Все молчат, видно, для многих это было неожиданностью, и по всему было видно и заметно, что если кандидатура Полянского и обговаривалась, то с несколькими лицами, а именно с Косыгиным, Подгорным и Кулаковым. Полянский сидел рядом со мной и, видно не расслышав своей фамилии, спросил меня: «Петр Ефимович, о ком идет речь?» Я ответил ему: «Дмитрий Степанович, что ты? Не услышал? Ведь идет о тебе». Он на меня посмотрел с каким-то недоверием и изумлением и сказал: «Ты брось шутить такими вопросами». Я ответил ему, что именно Брежнев назвал его фамилию. «Но со мной ведь до этого никто не говорил об этом!» Я ему ответил: «А что, тебе неизвестно, что это излюбленный метод Брежнева — внезапность?» Пока мы переговаривались с Полянским, Брежнев обратился к нему: «Дмитрий Степанович! Почему вы молчите?» Он ответил: «Что я должен говорить?» Последовал ответ Брежнева: «Так ведь о вас идет речь». Полянский ответил, что ведь с ним никто не говорил по этому вопросу. Брежнев в ответ: «А что с вами говорить? Вот и говорим при всех. Вы занимаетесь сельским хозяйством, знаете условия, для вас ничего нового в этом вопросе не может быть». Полянский побледнел, изменился в лице. Видно было, что этот удар ему нанесен неожиданно, просто в буквальном смысле из-за угла. Я уже говорил, что сидел рядом с ним, и, когда он поднялся, я со страхом смотрел на него и боялся, что с ним может случиться что-то непоправимое.
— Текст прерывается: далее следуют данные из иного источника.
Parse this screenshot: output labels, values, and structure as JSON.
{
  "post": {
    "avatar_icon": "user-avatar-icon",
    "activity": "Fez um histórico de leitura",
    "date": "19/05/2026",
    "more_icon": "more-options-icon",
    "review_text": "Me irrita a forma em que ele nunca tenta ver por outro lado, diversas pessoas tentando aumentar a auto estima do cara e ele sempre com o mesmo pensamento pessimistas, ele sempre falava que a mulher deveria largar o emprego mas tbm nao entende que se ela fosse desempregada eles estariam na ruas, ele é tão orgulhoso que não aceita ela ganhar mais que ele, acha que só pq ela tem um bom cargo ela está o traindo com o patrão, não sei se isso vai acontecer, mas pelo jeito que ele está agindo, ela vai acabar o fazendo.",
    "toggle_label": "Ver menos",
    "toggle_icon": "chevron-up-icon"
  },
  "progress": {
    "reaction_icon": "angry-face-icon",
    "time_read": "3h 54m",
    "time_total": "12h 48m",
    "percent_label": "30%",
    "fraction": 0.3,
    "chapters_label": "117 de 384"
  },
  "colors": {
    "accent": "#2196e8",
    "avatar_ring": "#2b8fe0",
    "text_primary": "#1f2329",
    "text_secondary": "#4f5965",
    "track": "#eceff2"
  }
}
Я в это время думал о том, какие недостойные, гнусные, изуверские приемы применяет Брежнев к своим близким товарищам по работе, именно к тем, которые больше всего содействовали его приходу к руководству. И это делается от жестокости, садизма, трусости, отсутствия должного партийного такта для такого уровня руководителя. Неужели у Брежнева не нашлось пяти — десяти минут времени предварительно переговорить с членом политбюро ЦК КПСС о его перемещении по работе, если это вообще вызывается необходимостью! Но дело все в том, что никакой целесообразности в таком перемещении нет. Просто поставлена задача убрать Полянского с поста первого заместителя предсовмина, ведающего сельским хозяйством и по многим вопросам остро и открыто выступающего в ЦК и Совмине.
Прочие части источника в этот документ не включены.